QBE Group has announced the financial results for its half-year ending 30 June 2019, recording a cash profit after tax of US$520 million – up by 35% on the previous half-year period.
Its gross written premium (GWP) rose by 1% to US$7,637 million, and statutory net profit was up 29% to US$463 million.
QBE shares have lifted by 2.5% to $12.38 off the back of the strong results, and the business has continued its strategy of minimising costs and offloading overseas businesses in order to simplify its structure.
The group’s Australia Pacific division – which includes Australia, New Zealand and the Pacific – saw gross written premium fall by 7% to $1,960 from $2,106 million the previous half-year, primarily due to the weakening of the Australian dollar. Nonetheless, Australia Pacific CEO Vivek Bhatia says pricing remains strong and despite “significant catastrophe activity,” and the region recorded a combined operating ratio of 90.5%.
The cost of net catastrophe claims saw a major increase to $116 million compared to $42 million in the prior period, with significant events including the Townsville floods, storms in Queensland and New South Wales and bushfires in Tasmania. The attritional claims ratio improved by 3.5%, with notable improvements achieved in New Zealand.
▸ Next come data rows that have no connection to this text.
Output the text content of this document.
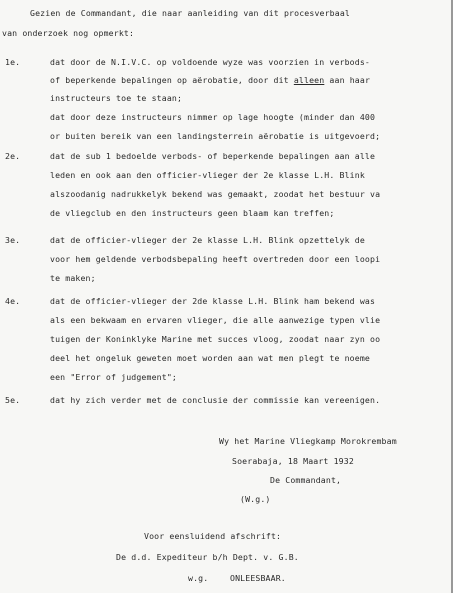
Gezien de Commandant, die naar aanleiding van dit procesverbaal
van onderzoek nog opmerkt:
1e.	dat door de N.I.V.C. op voldoende wyze was voorzien in verbods-
of beperkende bepalingen op aërobatie, door dit alleen aan haar
instructeurs toe te staan;
dat door deze instructeurs nimmer op lage hoogte (minder dan 400
or buiten bereik van een landingsterrein aërobatie is uitgevoerd;
2e.	dat de sub 1 bedoelde verbods- of beperkende bepalingen aan alle
leden en ook aan den officier-vlieger der 2e klasse L.H. Blink
alszoodanig nadrukkelyk bekend was gemaakt, zoodat het bestuur va
de vliegclub en den instructeurs geen blaam kan treffen;
3e.	dat de officier-vlieger der 2e klasse L.H. Blink opzettelyk de
voor hem geldende verbodsbepaling heeft overtreden door een loopi
te maken;
4e.	dat de officier-vlieger der 2de klasse L.H. Blink ham bekend was
als een bekwaam en ervaren vlieger, die alle aanwezige typen vlie
tuigen der Koninklyke Marine met succes vloog, zoodat naar zyn oo
deel het ongeluk geweten moet worden aan wat men plegt te noeme
een "Error of judgement";
5e.	dat hy zich verder met de conclusie der commissie kan vereenigen.
Wy het Marine Vliegkamp Morokrembam
Soerabaja, 18 Maart 1932
De Commandant,
(W.g.)
Voor eensluidend afschrift:
De d.d. Expediteur b/h Dept. v. G.B.
w.g.	ONLEESBAAR.
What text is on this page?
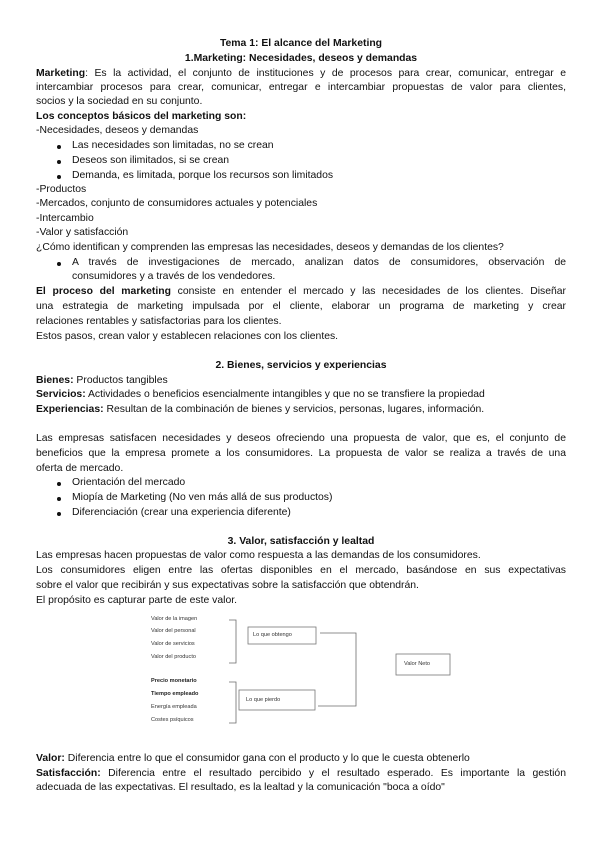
Tema 1: El alcance del Marketing
1.Marketing: Necesidades, deseos y demandas
Marketing: Es la actividad, el conjunto de instituciones y de procesos para crear, comunicar, entregar e
intercambiar procesos para crear, comunicar, entregar e intercambiar propuestas de valor para clientes,
socios y la sociedad en su conjunto.
Los conceptos básicos del marketing son:
-Necesidades, deseos y demandas
Las necesidades son limitadas, no se crean
Deseos son ilimitados, si se crean
Demanda, es limitada, porque los recursos son limitados
-Productos
-Mercados, conjunto de consumidores actuales y potenciales
-Intercambio
-Valor y satisfacción
¿Cómo identifican y comprenden las empresas las necesidades, deseos y demandas de los clientes?
A través de investigaciones de mercado, analizan datos de consumidores, observación de
consumidores y a través de los vendedores.
El proceso del marketing consiste en entender el mercado y las necesidades de los clientes. Diseñar
una estrategia de marketing impulsada por el cliente, elaborar un programa de marketing y crear
relaciones rentables y satisfactorias para los clientes.
Estos pasos, crean valor y establecen relaciones con los clientes.
2. Bienes, servicios y experiencias
Bienes: Productos tangibles
Servicios: Actividades o beneficios esencialmente intangibles y que no se transfiere la propiedad
Experiencias: Resultan de la combinación de bienes y servicios, personas, lugares, información.
Las empresas satisfacen necesidades y deseos ofreciendo una propuesta de valor, que es, el conjunto de
beneficios que la empresa promete a los consumidores. La propuesta de valor se realiza a través de una
oferta de mercado.
Orientación del mercado
Miopía de Marketing (No ven más allá de sus productos)
Diferenciación (crear una experiencia diferente)
3. Valor, satisfacción y lealtad
Las empresas hacen propuestas de valor como respuesta a las demandas de los consumidores.
Los consumidores eligen entre las ofertas disponibles en el mercado, basándose en sus expectativas
sobre el valor que recibirán y sus expectativas sobre la satisfacción que obtendrán.
El propósito es capturar parte de este valor.
Valor de la imagen
Valor del personal
Valor de servicios
Valor del producto
Lo que obtengo
Precio monetario
Tiempo empleado
Energía empleada
Costes psíquicos
Lo que pierdo
Valor Neto
Valor: Diferencia entre lo que el consumidor gana con el producto y lo que le cuesta obtenerlo
Satisfacción: Diferencia entre el resultado percibido y el resultado esperado. Es importante la gestión
adecuada de las expectativas. El resultado, es la lealtad y la comunicación "boca a oído"
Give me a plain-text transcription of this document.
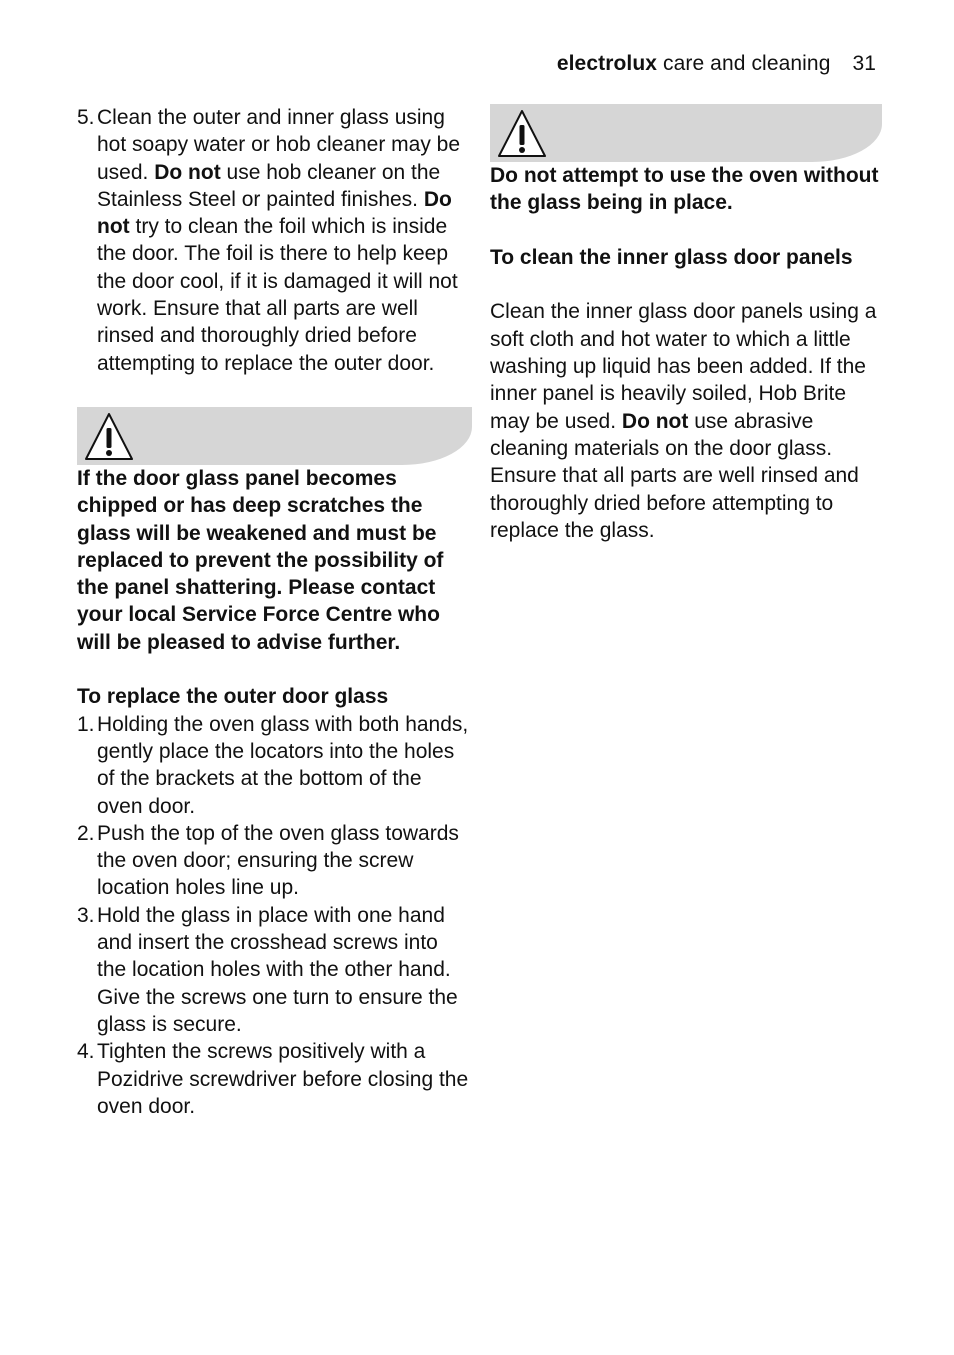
electrolux care and cleaning 31
5. Clean the outer and inner glass using hot soapy water or hob cleaner may be used. Do not use hob cleaner on the Stainless Steel or painted finishes. Do not try to clean the foil which is inside the door. The foil is there to help keep the door cool, if it is damaged it will not work. Ensure that all parts are well rinsed and thoroughly dried before attempting to replace the outer door.
If the door glass panel becomes chipped or has deep scratches the glass will be weakened and must be replaced to prevent the possibility of the panel shattering. Please contact your local Service Force Centre who will be pleased to advise further.
To replace the outer door glass
1. Holding the oven glass with both hands, gently place the locators into the holes of the brackets at the bottom of the oven door.
2. Push the top of the oven glass towards the oven door; ensuring the screw location holes line up.
3. Hold the glass in place with one hand and insert the crosshead screws into the location holes with the other hand. Give the screws one turn to ensure the glass is secure.
4. Tighten the screws positively with a Pozidrive screwdriver before closing the oven door.
Do not attempt to use the oven without the glass being in place.
To clean the inner glass door panels
Clean the inner glass door panels using a soft cloth and hot water to which a little washing up liquid has been added. If the inner panel is heavily soiled, Hob Brite may be used. Do not use abrasive cleaning materials on the door glass. Ensure that all parts are well rinsed and thoroughly dried before attempting to replace the glass.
Bhatia noted that the financial services sector in Australia and New Zealand is still under significant scrutiny following the Royal Commission into Misconduct in the Banking, Superannuation and Financial Services Industry. He says QBE is “supportive” of the strong regulatory stance, and will be working to deliver an improved customer experience and address capability gaps in the business.
QBE Group CEO Pat Regan said that the half-year performance reflected “significant improvement in attritional claims experience across all divisions,” along with strong returns on investment.
“With a strong first half result now behind us and our 2019 full year guidance unchanged, through the second half of 2019 we will continue to build on the good progress we have made against our priorities,” Regan said.